Para que um pecado seja mortal requerem-se três condições ao mesmo tempo: ser matéria grave, cometido com consciência e deliberadamente.
A matéria grave é baseada nos dez mandamentos: não mate, não cometa adultério, não levante falso testemunho, não roube, honre pai e mãe (Marcos 10, 19).

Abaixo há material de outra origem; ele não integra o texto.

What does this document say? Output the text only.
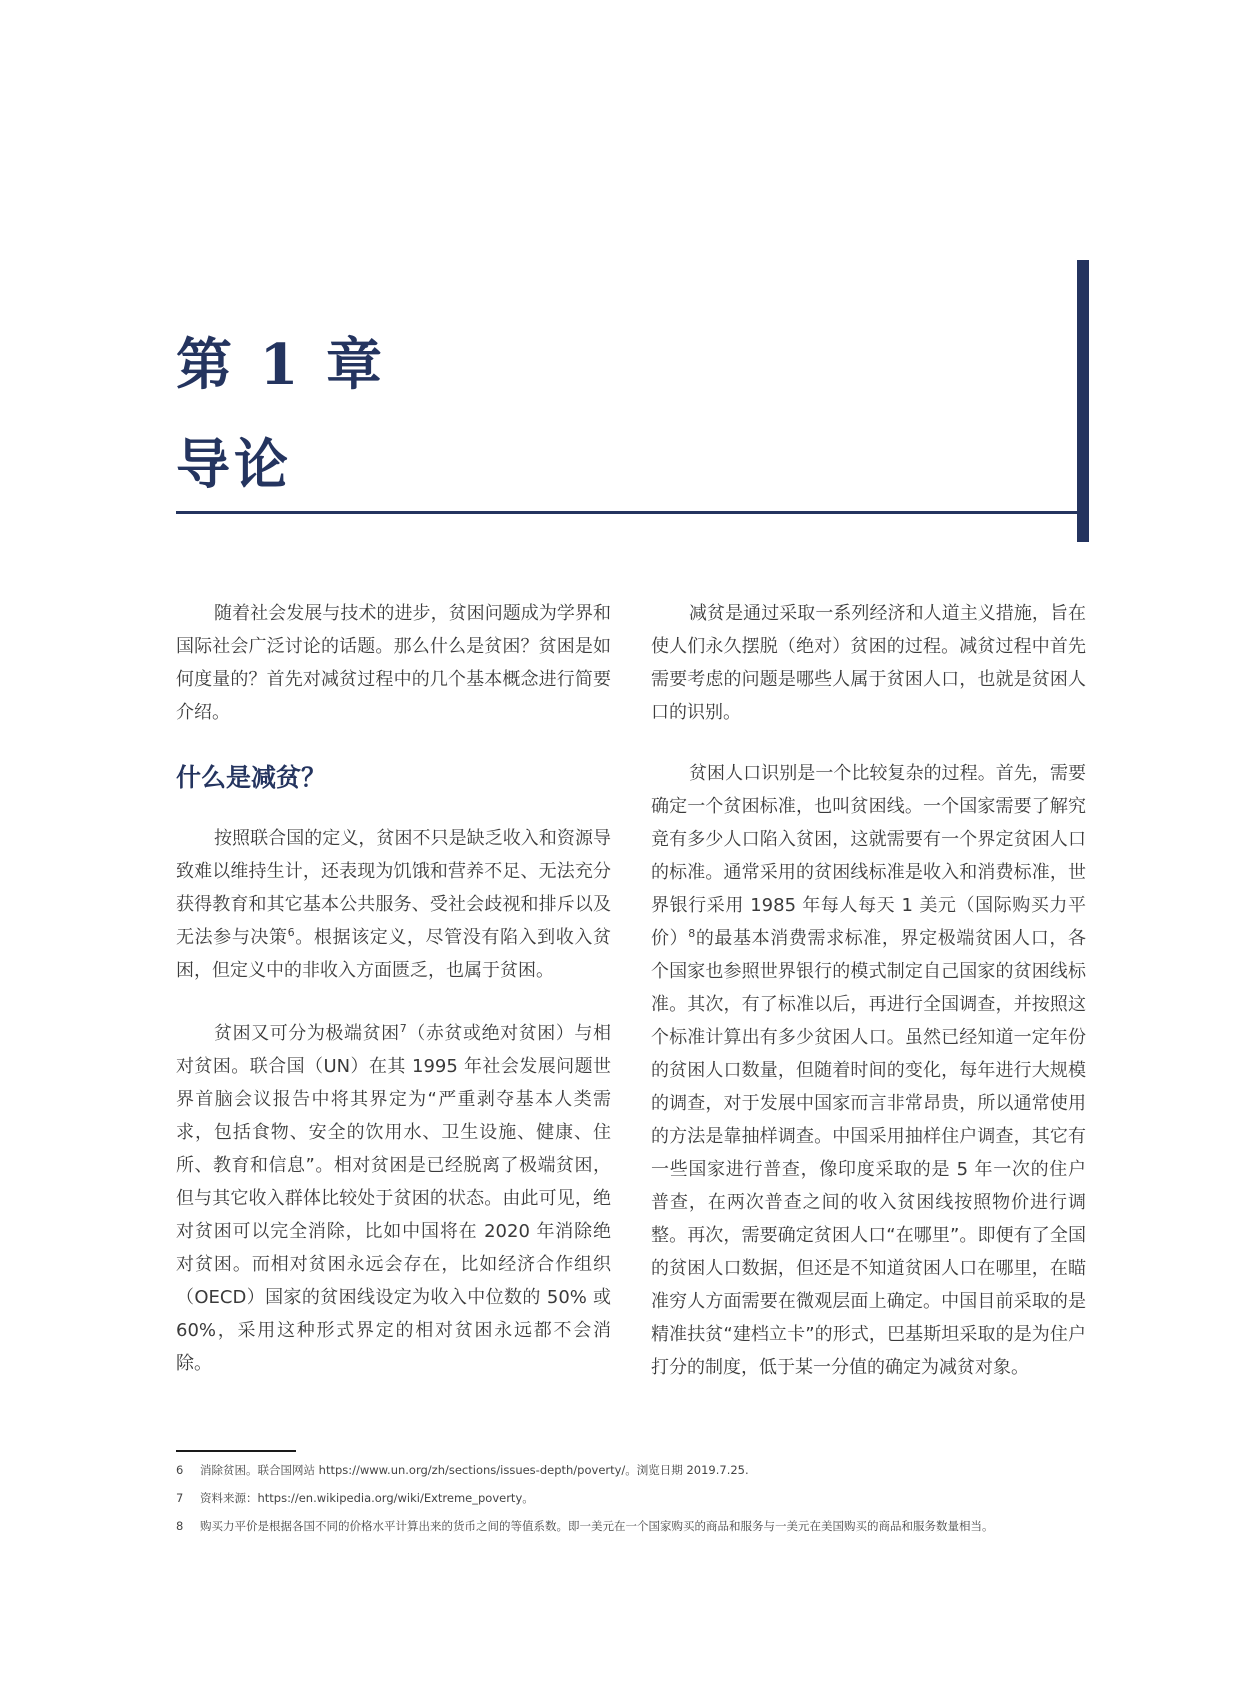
第 1 章
导论

随着社会发展与技术的进步，贫困问题成为学界和国际社会广泛讨论的话题。那么什么是贫困？贫困是如何度量的？首先对减贫过程中的几个基本概念进行简要介绍。

什么是减贫？

按照联合国的定义，贫困不只是缺乏收入和资源导致难以维持生计，还表现为饥饿和营养不足、无法充分获得教育和其它基本公共服务、受社会歧视和排斥以及无法参与决策$^6$。根据该定义，尽管没有陷入到收入贫困，但定义中的非收入方面匮乏，也属于贫困。

贫困又可分为极端贫困$^7$（赤贫或绝对贫困）与相对贫困。联合国（UN）在其 1995 年社会发展问题世界首脑会议报告中将其界定为“严重剥夺基本人类需求，包括食物、安全的饮用水、卫生设施、健康、住所、教育和信息”。相对贫困是已经脱离了极端贫困，但与其它收入群体比较处于贫困的状态。由此可见，绝对贫困可以完全消除，比如中国将在 2020 年消除绝对贫困。而相对贫困永远会存在，比如经济合作组织（OECD）国家的贫困线设定为收入中位数的 50% 或 60%，采用这种形式界定的相对贫困永远都不会消除。

减贫是通过采取一系列经济和人道主义措施，旨在使人们永久摆脱（绝对）贫困的过程。减贫过程中首先需要考虑的问题是哪些人属于贫困人口，也就是贫困人口的识别。

贫困人口识别是一个比较复杂的过程。首先，需要确定一个贫困标准，也叫贫困线。一个国家需要了解究竟有多少人口陷入贫困，这就需要有一个界定贫困人口的标准。通常采用的贫困线标准是收入和消费标准，世界银行采用 1985 年每人每天 1 美元（国际购买力平价）$^8$的最基本消费需求标准，界定极端贫困人口，各个国家也参照世界银行的模式制定自己国家的贫困线标准。其次，有了标准以后，再进行全国调查，并按照这个标准计算出有多少贫困人口。虽然已经知道一定年份的贫困人口数量，但随着时间的变化，每年进行大规模的调查，对于发展中国家而言非常昂贵，所以通常使用的方法是靠抽样调查。中国采用抽样住户调查，其它有一些国家进行普查，像印度采取的是 5 年一次的住户普查，在两次普查之间的收入贫困线按照物价进行调整。再次，需要确定贫困人口“在哪里”。即便有了全国的贫困人口数据，但还是不知道贫困人口在哪里，在瞄准穷人方面需要在微观层面上确定。中国目前采取的是精准扶贫“建档立卡”的形式，巴基斯坦采取的是为住户打分的制度，低于某一分值的确定为减贫对象。

6	消除贫困。联合国网站 https://www.un.org/zh/sections/issues-depth/poverty/。浏览日期 2019.7.25.
7	资料来源：https://en.wikipedia.org/wiki/Extreme_poverty。
8	购买力平价是根据各国不同的价格水平计算出来的货币之间的等值系数。即一美元在一个国家购买的商品和服务与一美元在美国购买的商品和服务数量相当。
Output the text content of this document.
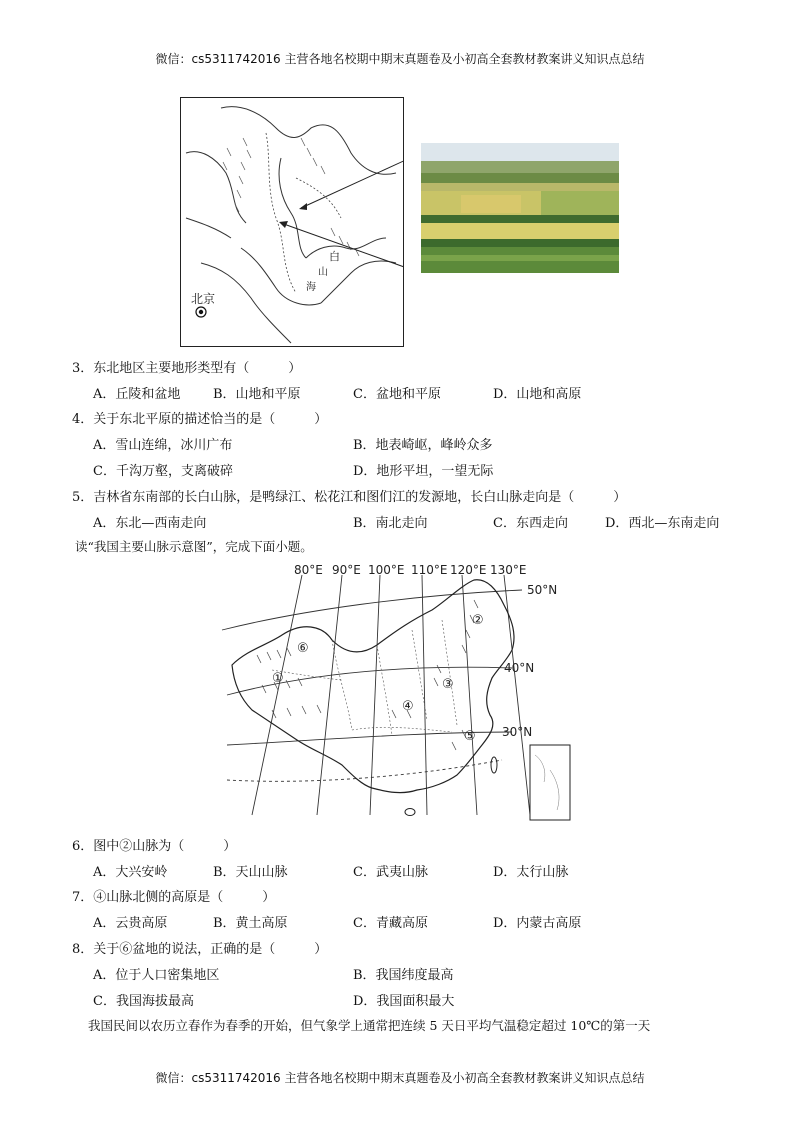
微信：cs5311742016 主营各地名校期中期末真题卷及小初高全套教材教案讲义知识点总结
北京
白
山
海
3．东北地区主要地形类型有（　　　）
A．丘陵和盆地	B．山地和平原	C．盆地和平原	D．山地和高原
4．关于东北平原的描述恰当的是（　　　）
A．雪山连绵，冰川广布	B．地表崎岖，峰岭众多
C．千沟万壑，支离破碎	D．地形平坦，一望无际
5．吉林省东南部的长白山脉，是鸭绿江、松花江和图们江的发源地，长白山脉走向是（　　　）
A．东北—西南走向	B．南北走向	C．东西走向	D．西北—东南走向
读“我国主要山脉示意图”，完成下面小题。
80°E 90°E 100°E 110°E 120°E 130°E
50°N
40°N
30°N
①
②
③
④
⑤
⑥
6．图中②山脉为（　　　）
A．大兴安岭	B．天山山脉	C．武夷山脉	D．太行山脉
7．④山脉北侧的高原是（　　　）
A．云贵高原	B．黄土高原	C．青藏高原	D．内蒙古高原
8．关于⑥盆地的说法，正确的是（　　　）
A．位于人口密集地区	B．我国纬度最高
C．我国海拔最高	D．我国面积最大
我国民间以农历立春作为春季的开始，但气象学上通常把连续 5 天日平均气温稳定超过 10℃的第一天
微信：cs5311742016 主营各地名校期中期末真题卷及小初高全套教材教案讲义知识点总结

Requer pleno conhecimento e consentimento. Pressupõe o conhecimento do carácter pecaminoso do acto, da sua oposição à lei de Deus.
Envolve também um consentimento suficientemente deliberado (meditar no que se há-de fazer, reflectir, decidir) para ser uma escolha pessoal.
A ignorância pode diminuir ou até desculpar a imputabilidade de uma falta grave, mas supõe-se que ninguém ignora os princípios da lei moral, inscritos na consciência de todo ser humano.

Em todo o caso, Deus, na sua infinita misericórdia e amor, deixou-nos um caminho de volta.

Ele está sempre de portas abertas para aceitar as nossas sinceras desculpas, independentemente da falta que tenhamos cometido, desde que estejamos sinceramente arrependidos.

O Sacramento da Confissão ou Reconciliação devolve-nos a graça de estarmos novamente no coração de Deus.

Por isso, não deixe a sua confissão para amanhã.

Não tenha medo, receio ou vergonha de abrir-se a um sacerdote, um ungido de Deus.